Marur and Tippur [46] developed a strain gage technique for determination of complex SIF in bimaterial systems. As in the case of Ricci et al. [45] technique, only singular strain terms were considered for representation of strain field ahead of the crack tip. Unlike Ricci et al. [45], Marur and Tippur [46] considered both the radial and hoop strains for the determination of mixed mode SIFs and therefore a strain rosette was employed for experimental determination of SIFs. They selected the radial distance for the strain gages from the parametric studies presented by Ricci et al. [45]
and no explanation was provided as to whether the selected radial distances were within the singularity dominated zone or not. The angular position of the rosette was selected based on conditioning of the coefficient matrix and to maximize the sensitivity of the measurements. The results corresponding to static and dynamic loading conditions showed that the complex SIFs obtained by strain gage method were in agreement with the finite element estimations.
Ricci et al. [47] extended the strain gage technique developed by Ricci et al.
[45] for subsonic dynamic loading conditions of isotropic-isotropic bimaterial systems. They selected the radial distance for the strain gages from the parametric studies presented by Ricci et al. [45] and no explanation was provided as to whether the selected radial distances were within the singularity dominated zone or not. The angular position was again based on the parametric study which maximized the sensitivity of strain measurement. Results obtained using their strain gage technique were in agreement with the photoelastic results.
Ricci et al. [48] extended their strain gage technique presented in Ref. [47] to isotropic- orthotropic bimaterial interface.
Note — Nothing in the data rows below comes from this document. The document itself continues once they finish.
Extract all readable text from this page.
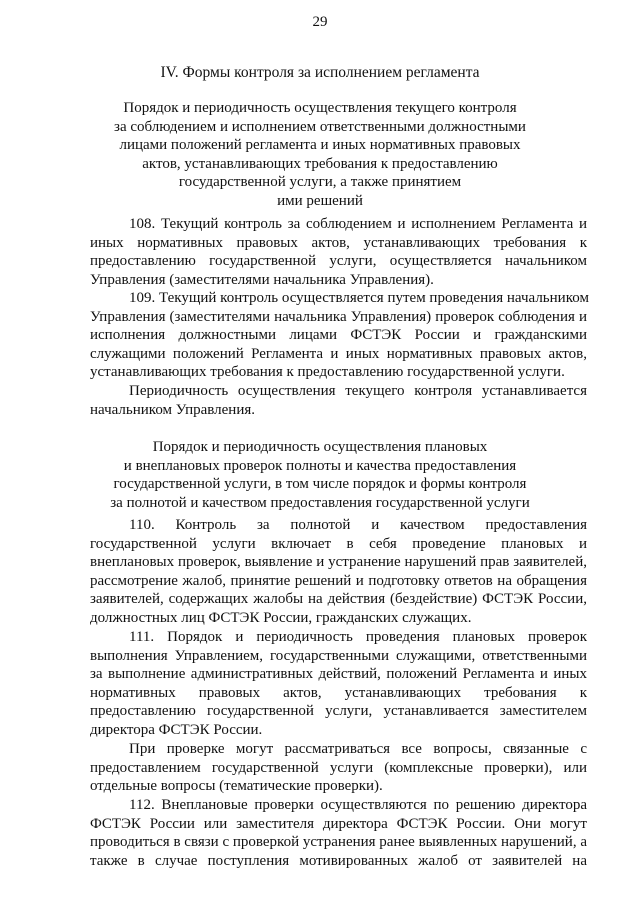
29
IV. Формы контроля за исполнением регламента
Порядок и периодичность осуществления текущего контроля
за соблюдением и исполнением ответственными должностными
лицами положений регламента и иных нормативных правовых
актов, устанавливающих требования к предоставлению
государственной услуги, а также принятием
ими решений
108. Текущий контроль за соблюдением и исполнением Регламента и
иных нормативных правовых актов, устанавливающих требования к
предоставлению государственной услуги, осуществляется начальником
Управления (заместителями начальника Управления).
109. Текущий контроль осуществляется путем проведения начальником
Управления (заместителями начальника Управления) проверок соблюдения и
исполнения должностными лицами ФСТЭК России и гражданскими
служащими положений Регламента и иных нормативных правовых актов,
устанавливающих требования к предоставлению государственной услуги.
Периодичность осуществления текущего контроля устанавливается
начальником Управления.
Порядок и периодичность осуществления плановых
и внеплановых проверок полноты и качества предоставления
государственной услуги, в том числе порядок и формы контроля
за полнотой и качеством предоставления государственной услуги
110. Контроль за полнотой и качеством предоставления
государственной услуги включает в себя проведение плановых и
внеплановых проверок, выявление и устранение нарушений прав заявителей,
рассмотрение жалоб, принятие решений и подготовку ответов на обращения
заявителей, содержащих жалобы на действия (бездействие) ФСТЭК России,
должностных лиц ФСТЭК России, гражданских служащих.
111. Порядок и периодичность проведения плановых проверок
выполнения Управлением, государственными служащими, ответственными
за выполнение административных действий, положений Регламента и иных
нормативных правовых актов, устанавливающих требования к
предоставлению государственной услуги, устанавливается заместителем
директора ФСТЭК России.
При проверке могут рассматриваться все вопросы, связанные с
предоставлением государственной услуги (комплексные проверки), или
отдельные вопросы (тематические проверки).
112. Внеплановые проверки осуществляются по решению директора
ФСТЭК России или заместителя директора ФСТЭК России. Они могут
проводиться в связи с проверкой устранения ранее выявленных нарушений, а
также в случае поступления мотивированных жалоб от заявителей на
Again they selected the radial distance for the strain gages from the parametric studies presented by Ricci et al. [45] and no explanation was provided as to whether the selected radial distances were within the
singularity dominated zone or not. As stated earlier, these locations were selected to avoid three dimensional and plasticity effects at the crack tips. For the experiments, four strain gages were mounted in a row. The orientation of strain gages were decided based on peak strain profile. Results showed that the complex SIF obtained by strain gage method was in agreement with results obtained by photoelasticity method.
To the best of author’s knowledge the very early attempt on determination of optimal strain gage locations corresponding to the DS technique was proposed by Kaushik and Murthy [49]. Their estimation was based on the extent of applicability of assumed strain distribution in the DS technique. Although, the proposed technique was applicable for all configurations, it is observed that their approach resulted into highly inconsistent and over estimated values optimal gage locations. No experimental study was conducted for verification of the estimated gage locations.
Due to erroneous estimations, many important results were obscured.